In Georgia, many things are returning to normal.  For example, weekend traffic on the roads is back and close to the congested experience prior to the pandemic.  Comments about workday traffic include similar observations.  The expected impact will be an increase in the truck traffic delivery times.

We also understand that shortages of select materials are again becoming an issue.  A grading contractor shared with us that corrugated metal pipe and concrete pipe are now in high demand.  Suppliers are having difficulty keeping up with orders.  We have also been told by one supplier that the auto industry is expecting a shortage of sheet metal material.  The suppliers are sharing that the auto industry has purchased whole production runs of sheet metal in anticipation of the shortage.  If this is true, expect the cost of metal piping, door frames, metal studs, and ductwork to increase.

Timber prices have continued to rise.  The Atlanta Journal March 29th article indicates that lumber has increased from $351/MBF in January 2020, to $1,030/MBF today.  Suppliers are now asking home builders to “pay in full” when placing an order to maintain their place in line for when the order arrives at the warehouse.

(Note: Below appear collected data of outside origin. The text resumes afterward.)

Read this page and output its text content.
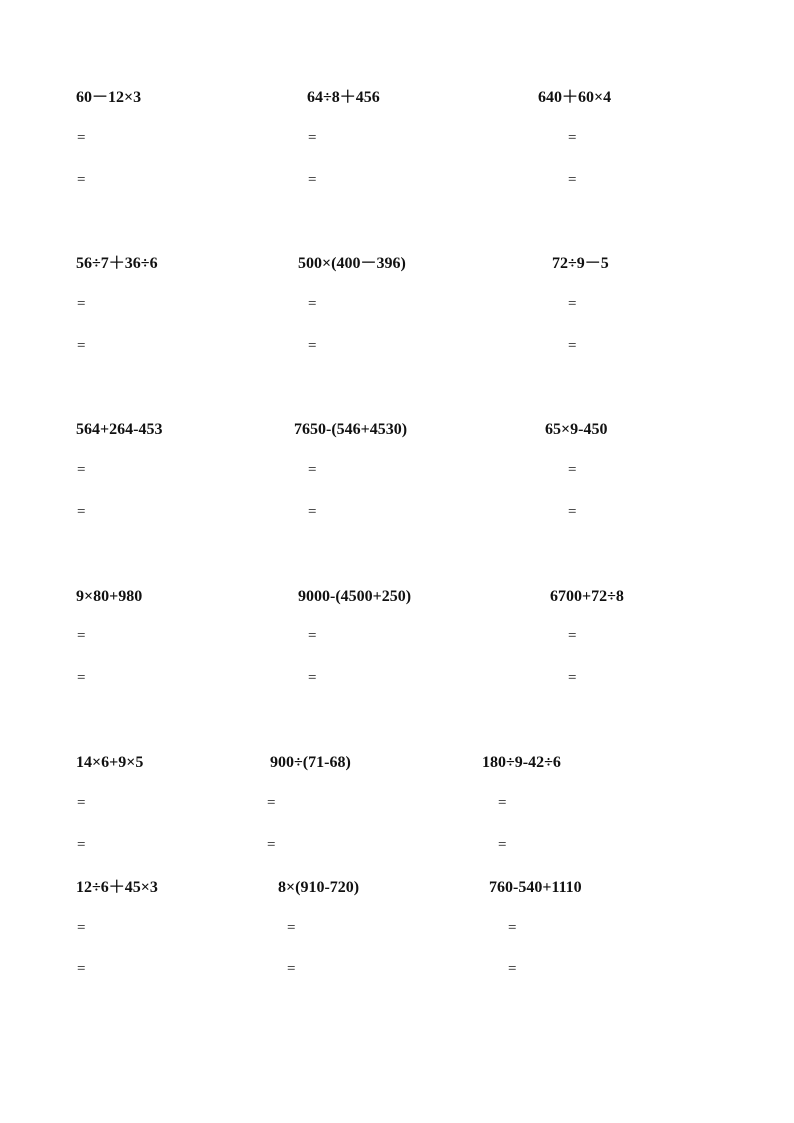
60－12×3
=
=
64÷8＋456
=
=
640＋60×4
=
=
56÷7＋36÷6
=
=
500×(400－396)
=
=
72÷9－5
=
=
564+264-453
=
=
7650-(546+4530)
=
=
65×9-450
=
=
9×80+980
=
=
9000-(4500+250)
=
=
6700+72÷8
=
=
14×6+9×5
=
=
900÷(71-68)
=
=
180÷9-42÷6
=
=
12÷6＋45×3
=
=
8×(910-720)
=
=
760-540+1110
=
=
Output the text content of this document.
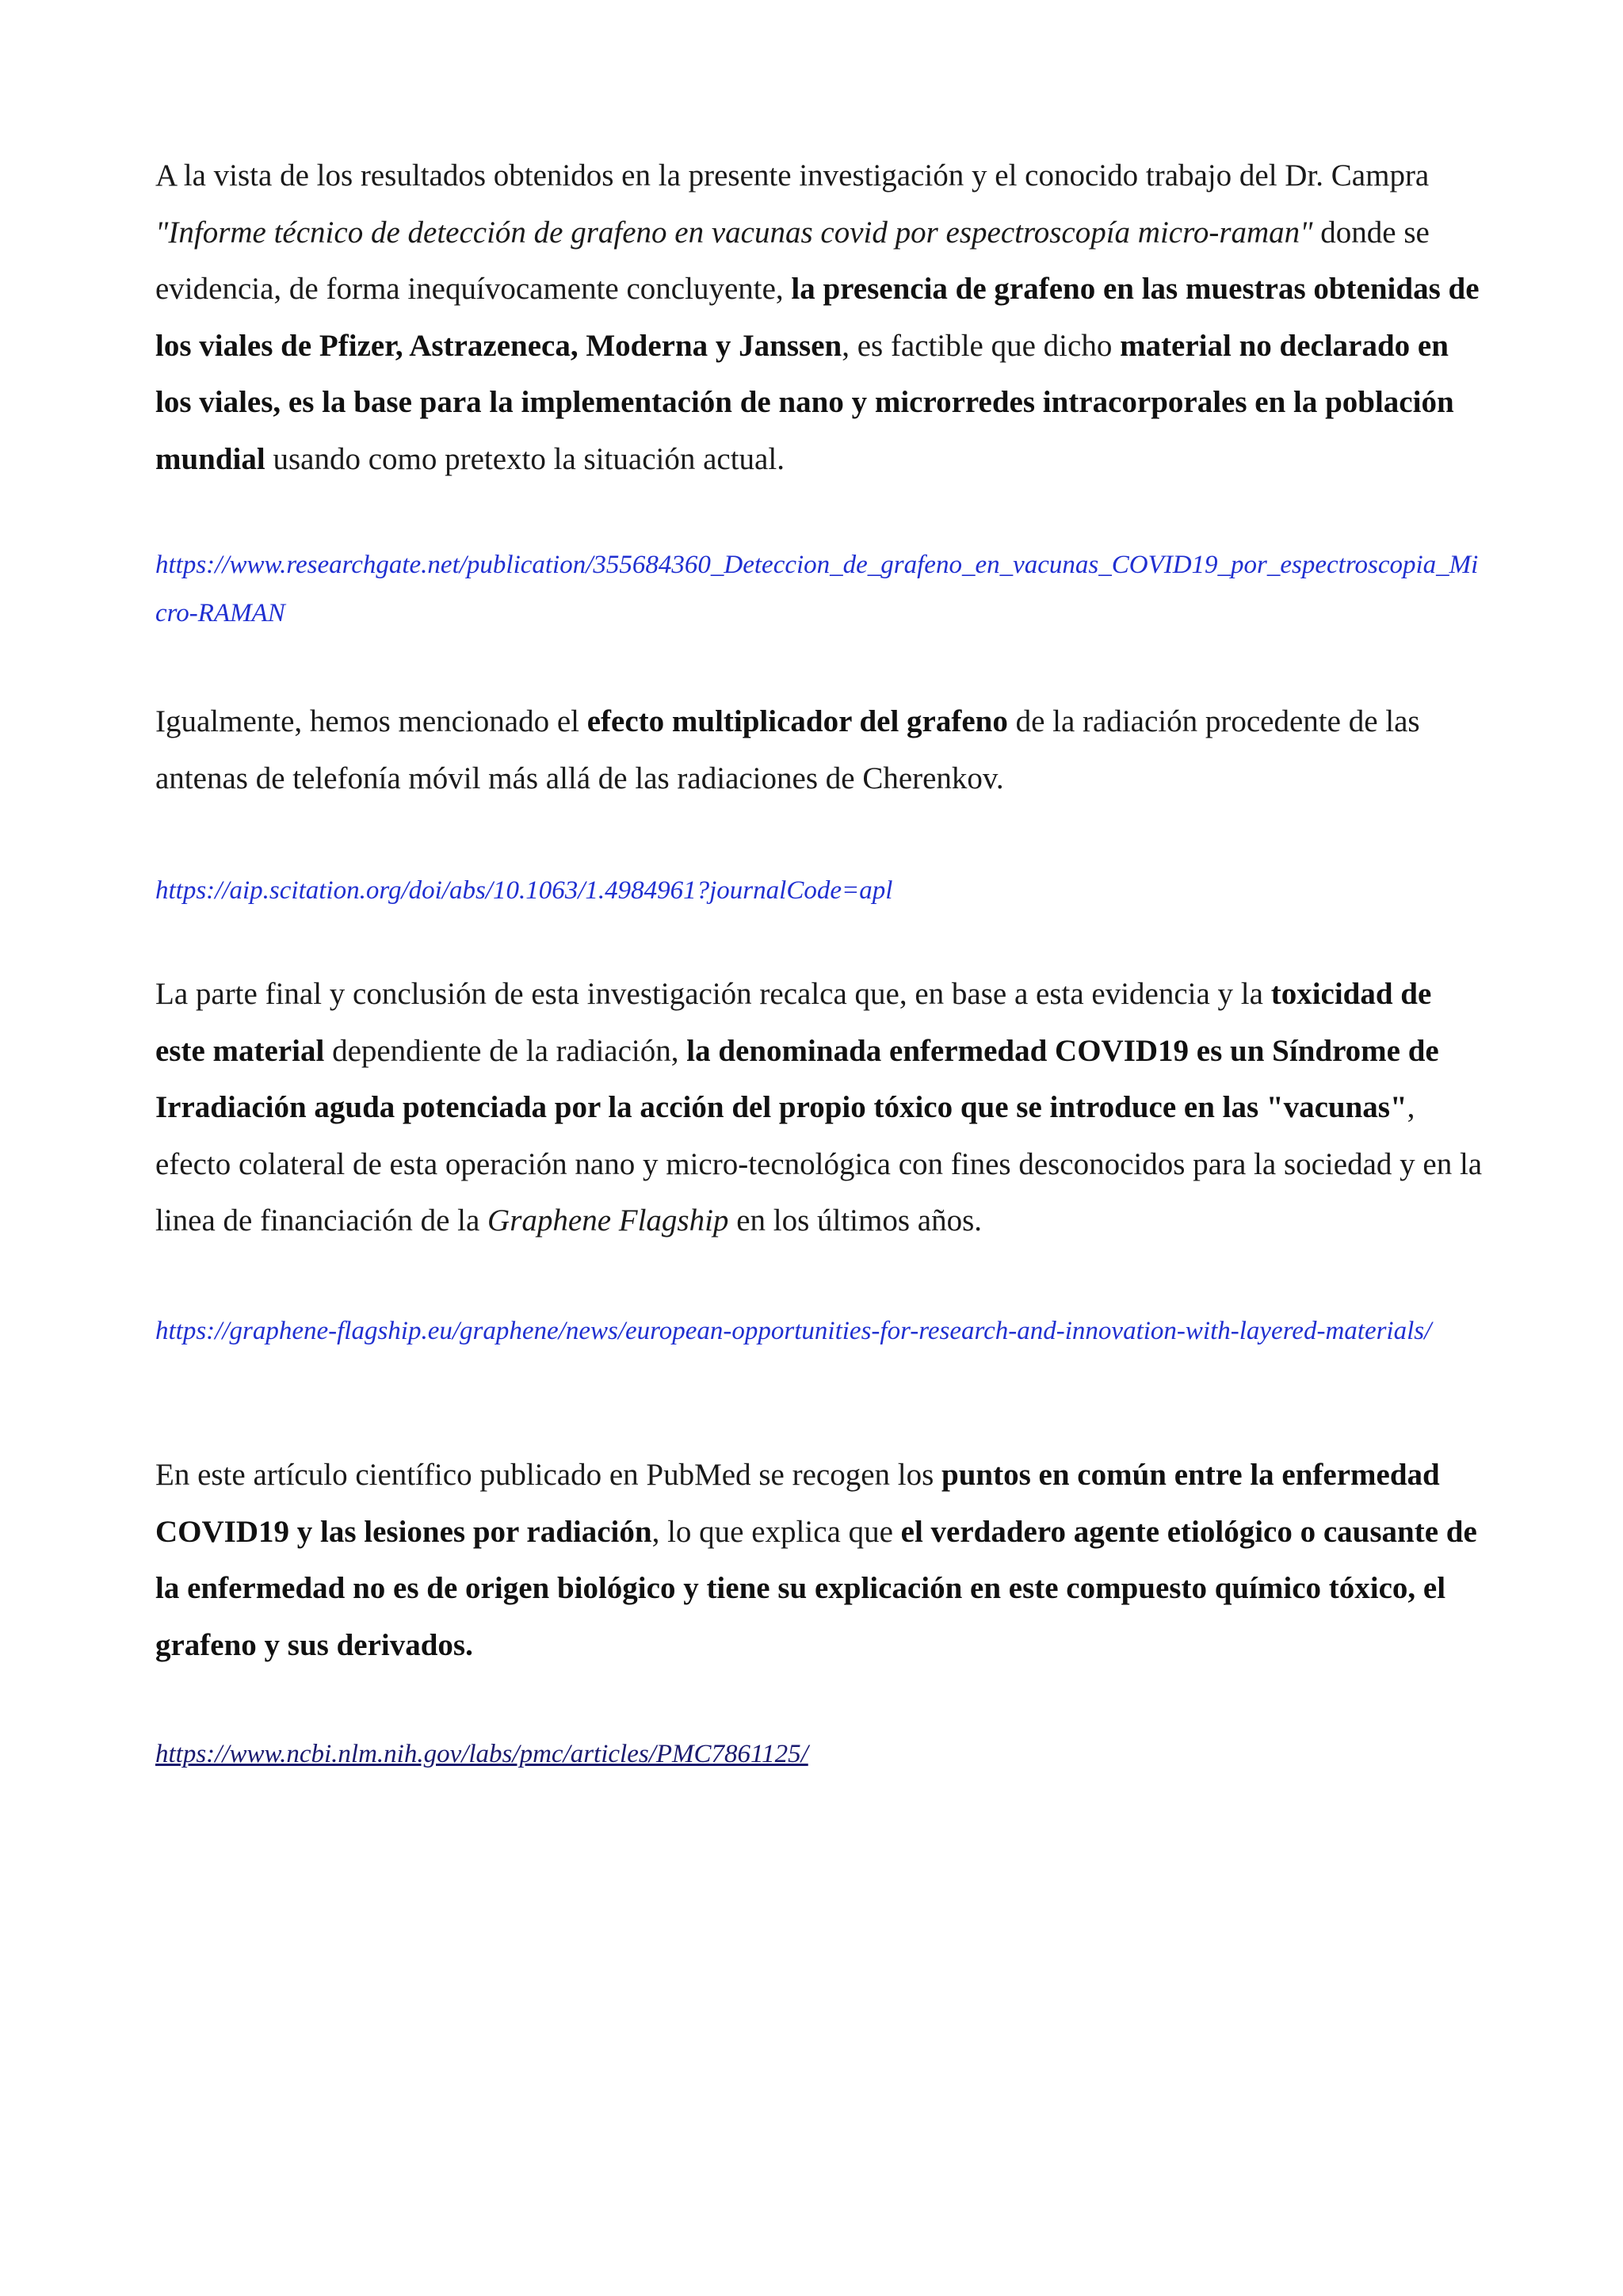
A la vista de los resultados obtenidos en la presente investigación y el conocido trabajo del Dr. Campra "Informe técnico de detección de grafeno en vacunas covid por espectroscopía micro-raman" donde se evidencia, de forma inequívocamente concluyente, la presencia de grafeno en las muestras obtenidas de los viales de Pfizer, Astrazeneca, Moderna y Janssen, es factible que dicho material no declarado en los viales, es la base para la implementación de nano y microrredes intracorporales en la población mundial usando como pretexto la situación actual.

https://www.researchgate.net/publication/355684360_Deteccion_de_grafeno_en_vacunas_COVID19_por_espectroscopia_Micro-RAMAN

Igualmente, hemos mencionado el efecto multiplicador del grafeno de la radiación procedente de las antenas de telefonía móvil más allá de las radiaciones de Cherenkov.

https://aip.scitation.org/doi/abs/10.1063/1.4984961?journalCode=apl

La parte final y conclusión de esta investigación recalca que, en base a esta evidencia y la toxicidad de este material dependiente de la radiación, la denominada enfermedad COVID19 es un Síndrome de Irradiación aguda potenciada por la acción del propio tóxico que se introduce en las "vacunas", efecto colateral de esta operación nano y micro-tecnológica con fines desconocidos para la sociedad y en la linea de financiación de la Graphene Flagship en los últimos años.

https://graphene-flagship.eu/graphene/news/european-opportunities-for-research-and-innovation-with-layered-materials/

En este artículo científico publicado en PubMed se recogen los puntos en común entre la enfermedad COVID19 y las lesiones por radiación, lo que explica que el verdadero agente etiológico o causante de la enfermedad no es de origen biológico y tiene su explicación en este compuesto químico tóxico, el grafeno y sus derivados.

https://www.ncbi.nlm.nih.gov/labs/pmc/articles/PMC7861125/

Structural Steel prices are also on the rise.  Recent discussions with a fabricator indicate that steel plate material has doubled in cost.  His comment was they are redesigning their members and connections to minimize the impact.

What is not clear is the impact on the labor component of the construction industry.  The pandemic has not reduced the demand for construction labor.  Based on the January Census Bureau numbers, construction workers currently average $32.11/hour.  This is the highest level ever recorded.  The impact of the current administration’s immigration policy enabling more potential workers to enter the country illegally will be soon become apparent.  Historically, these illegal workers find employment in nonunion sections of the country.  Their participation in the workforce often provides downward pressure on wages.

The impact due to the Suez Canal situation will have a significant impact on European goods getting to Asia and vice versa.  Crude oil shipments are also affected.  The total impact on US markets is still to be assessed.   Most goods received from the far east come via the Pacific Ocean and European goods travel the Atlantic Ocean.  The pricing impact of European and Asian manufactured goods due to the delays is not yet known.

Consideration for the impact of shipping schedules should also be examined.  Ships that were due to pick up their next payload will be late due to being stranded waiting on clearing the Suez Canal.  The ever-increasing delay of ships will undoubtedly add to the current shortage of shipping containers.  Each of these factors will increase shipping costs.